Summary
Mary Shelley is best known for her classic novel Frankenstein, a literary masterpiece that remains one of the most frequently taught books in high school and college classrooms, but her other works of fiction are also important and increasingly popular. In addition, her personal life continues to fascinate. She was the wife of the great Romantic poet Percy Bysshe Shelley and the daughter of the feminist activist Mary Wollstonecraft. The new Critical Companion to Mary Shelley is the definitive one-stop resource for anyone interested in this influential author.
Coverage includes:
- A concise but thorough biography of Shelley
- Entries on Shelley's major works—including extensive coverage of Frankenstein, as well as all her other novels and important short stories—with subentries on each work's main characters
- Entries on related people, publications, and topics, such as Byronic hero, Paradise Lost, romanticism, science fiction, Percy Bysshe Shelley, and Mary Wollstonecraft
- Appendixes, including a chronology, a bibliography of Shelley's works, and a secondary source bibliography.
About the Author(s)
Harold Bloom is Sterling Professor of the Humanities at Yale University.
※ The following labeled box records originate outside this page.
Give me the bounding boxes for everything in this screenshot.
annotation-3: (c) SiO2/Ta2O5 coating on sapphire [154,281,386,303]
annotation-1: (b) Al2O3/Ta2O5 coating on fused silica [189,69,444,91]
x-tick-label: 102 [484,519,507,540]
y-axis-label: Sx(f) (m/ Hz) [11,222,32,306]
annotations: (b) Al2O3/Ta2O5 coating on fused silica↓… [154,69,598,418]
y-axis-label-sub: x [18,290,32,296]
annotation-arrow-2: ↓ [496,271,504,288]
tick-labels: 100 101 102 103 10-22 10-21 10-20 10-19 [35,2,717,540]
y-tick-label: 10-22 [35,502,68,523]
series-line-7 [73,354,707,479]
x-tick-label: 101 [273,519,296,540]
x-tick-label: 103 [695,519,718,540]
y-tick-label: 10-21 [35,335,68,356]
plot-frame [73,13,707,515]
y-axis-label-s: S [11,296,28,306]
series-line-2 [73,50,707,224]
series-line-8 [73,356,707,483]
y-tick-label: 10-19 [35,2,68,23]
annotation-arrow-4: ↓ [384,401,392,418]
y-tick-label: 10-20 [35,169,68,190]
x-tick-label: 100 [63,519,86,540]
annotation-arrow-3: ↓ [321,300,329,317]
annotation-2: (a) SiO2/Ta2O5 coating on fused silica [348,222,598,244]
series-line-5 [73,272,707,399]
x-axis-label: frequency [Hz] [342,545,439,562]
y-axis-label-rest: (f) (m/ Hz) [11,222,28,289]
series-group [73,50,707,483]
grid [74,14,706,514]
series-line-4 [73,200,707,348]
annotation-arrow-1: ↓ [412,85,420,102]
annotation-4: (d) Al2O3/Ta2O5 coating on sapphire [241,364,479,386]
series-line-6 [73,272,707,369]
Educated at Cornell and Yale universities, he is the author of 30 books, including Shelley's Mythmaking (1959), The Visionary Company (1961), Blake's Apocalypse (1963), Yeats (1970), A Map of Misreading (1975), Kabbalah and Criticism (1975), Agon: Toward a Theory of Revisionism (1982), The American Religion (1992), The Western Canon (1994), Omens of Millennium: The Gnosis of Angels, Dreams, and Resurrection (1996), and Shakespeare: The Invention of the Human (1998), a 1998 National Book Award finalist. The Anxiety of Influence (1973) sets forth Professor Bloom's provocative theory of the literary relationships between the great writers and their predecessors. His most recent books include How to Read and Why (2000), Genius: A Mosaic of One Hundred Exemplary Creative Minds (2002), Hamlet: Poem Unlimited (2003), Where Shall Wisdom Be Found? (2004), and Jesus and Yahweh: The Names Divine (2005). In addition, he is the author of hundreds of articles, reviews, and editorial introductions. In 1999, Professor Bloom received the prestigious American Academy of Arts and Letters Gold Medal for Criticism. He has also received the International Prize of Catalonia, the Alfonso Reyes Prize of Mexico, and the Hans Christian Andersen Bicentennial Prize of Denmark.